MAXIMILIANO MONTENEGRO- Periodista. Buenos días, Hay luchas heroicas, en la Argentina la lucha por la justicia, la lucha contra la impunidad es una lucha heroica. Quiero decirles que no están solos en esa lucha, hay millones de argentinos que día a día la pelean, que se levantan para ir al trabajo o están desocupados, tratan de mantener a sus familias, y están con ustedes en esa lucha, estamos todos en esa lucha. Humildemente todos decimos basta de impunidad, la impunidad vuelve todos los días con los secuestros, los asesinatos de los chicos de la calle, las masacres policiales, y siempre hay cómplices y corruptos que apañan esa impunidad desde el poder. Hay políticos, jueces y policías corruptos. Ellos quieren que nos arrodillemos y que digamos nos rendimos, pero mientras exista esta plaza ellos sabrán que la impunidad no ha vencido, que no nos vamos a arrodillar nunca y que antes se van a arrodillar ellos para pedir genuinamente perdón, y aún así la lucha no cesará. Gracias por la lucha, gracias por estar todos los lunes acá. Buenos días.
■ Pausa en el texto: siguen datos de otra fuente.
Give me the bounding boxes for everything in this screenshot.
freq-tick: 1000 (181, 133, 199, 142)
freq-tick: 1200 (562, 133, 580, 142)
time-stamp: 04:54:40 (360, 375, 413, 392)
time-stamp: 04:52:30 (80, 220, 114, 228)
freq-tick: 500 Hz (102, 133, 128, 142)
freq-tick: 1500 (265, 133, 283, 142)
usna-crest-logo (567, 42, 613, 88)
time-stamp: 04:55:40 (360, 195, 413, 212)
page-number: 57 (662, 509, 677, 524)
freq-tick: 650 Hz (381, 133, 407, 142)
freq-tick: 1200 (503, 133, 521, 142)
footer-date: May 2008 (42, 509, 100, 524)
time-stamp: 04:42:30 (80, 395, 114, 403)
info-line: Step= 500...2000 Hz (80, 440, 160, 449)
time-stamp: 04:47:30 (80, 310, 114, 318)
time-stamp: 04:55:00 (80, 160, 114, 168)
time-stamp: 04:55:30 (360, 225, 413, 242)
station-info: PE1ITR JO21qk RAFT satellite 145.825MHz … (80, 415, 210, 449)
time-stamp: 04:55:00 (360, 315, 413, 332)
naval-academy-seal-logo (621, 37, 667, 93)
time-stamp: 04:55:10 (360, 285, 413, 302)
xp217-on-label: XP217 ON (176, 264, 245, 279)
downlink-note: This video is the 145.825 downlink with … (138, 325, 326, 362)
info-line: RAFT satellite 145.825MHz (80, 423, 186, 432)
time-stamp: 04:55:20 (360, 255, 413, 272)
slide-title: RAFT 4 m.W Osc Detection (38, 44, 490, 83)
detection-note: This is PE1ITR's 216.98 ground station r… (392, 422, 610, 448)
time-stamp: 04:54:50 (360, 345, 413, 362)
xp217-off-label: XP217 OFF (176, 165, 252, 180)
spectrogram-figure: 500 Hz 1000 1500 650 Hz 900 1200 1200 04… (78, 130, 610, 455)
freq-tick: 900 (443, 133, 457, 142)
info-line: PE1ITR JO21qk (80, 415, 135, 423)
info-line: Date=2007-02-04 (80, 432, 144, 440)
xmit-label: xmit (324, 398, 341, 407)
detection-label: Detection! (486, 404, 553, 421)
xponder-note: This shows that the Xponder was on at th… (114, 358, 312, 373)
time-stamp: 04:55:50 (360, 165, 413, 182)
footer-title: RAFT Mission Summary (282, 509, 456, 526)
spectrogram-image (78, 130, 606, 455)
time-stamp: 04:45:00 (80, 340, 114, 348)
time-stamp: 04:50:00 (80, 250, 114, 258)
GRACIELA MONTES- Escritora. Gracias por invitarme a compartir, vengo a dar testimonio nuevamente y hacer mío el dolor, el amor y la rabia de todos lo que están aquí reunidos y a pedir junto con ustedes justicia y verdad. Como lo que tengo son las palabras, me pareció bien traerles dos poemas que son buenos y que hablan un poco de esto que a nosotros ahora nos está convocando. Uno es un poema de un poeta argentino, Oliverio Girondo escrito en la década infame, en la década del treinta donde habla muy bien de la espesa red de complicidad que parece cubrir todos los intersticios y que garantiza la impunidad en nuestro país de este crimen por el que venimos a gritar hoy y también de el crimen del hambre. Se llama "Es la baba", dice: Es la baba, su baba La efervescente baba, La baba hedionda, cáustica La negra baba rancia, Que babea esta especie babosa de alimañas Por sus rumiantes labios carcomidos, Por sus pupilas de ostra putrefacta, Por sus turbias vejigas empedradas de cálculos, Por sus viejos ombligos de regatón gastado, Por su joroba llena de intereses compuestos, De acciones usurarias. La pestilente baba, La baba doctorada, Que avergüenza la felpa de las bancas con dieta Y otras muelles poltronas no menos escupidas. La baba tartamuda, Adhesiva, viscosa Que impregna las paredes tapizadas de corcho Y contempla el desastre a través del bolsillo. La baba disolvente, La agria baba oxidada, La baba, sí Es su baba, Lo que rumbra las horas, Lo que pervierte el aire, El papel, los metales, Lo que infecta el cansancio Los ojos, la inocencia Con sus vermes de asco Con sus viros de hastío De idiotez, de ceguera, De mezquindad, de muerte. Y el otro poema, más esperanzado tiene que ver con un poeta que lo escribió hace 400 años, un grandísimo poeta tal vez el más grande de la lengua española, Francisco de Quevedo y que se llama "Triunfo del amor sobre la muerte" y dice: Cerrar podrá mis ojos la postrera sombra Que me llevare el blanco día Y podrá desatar esta alma mía Ahora su afán ansioso lisonjera, Mas no des otra parte en la ribera Dejará la memoria en la que ardía Nadar sabe mi llama el agua fría Y perder el respeto a ley severa Alma, a quien todo un dios prisión ha sido Venas que humora tanto fuego andado Médulas que han gloriosamente ardido Su cuerpo dejarán, no su cuidado Serán cenizas, mas tendrán sentido Polvo serán, mas polvo enamorado. Gracias.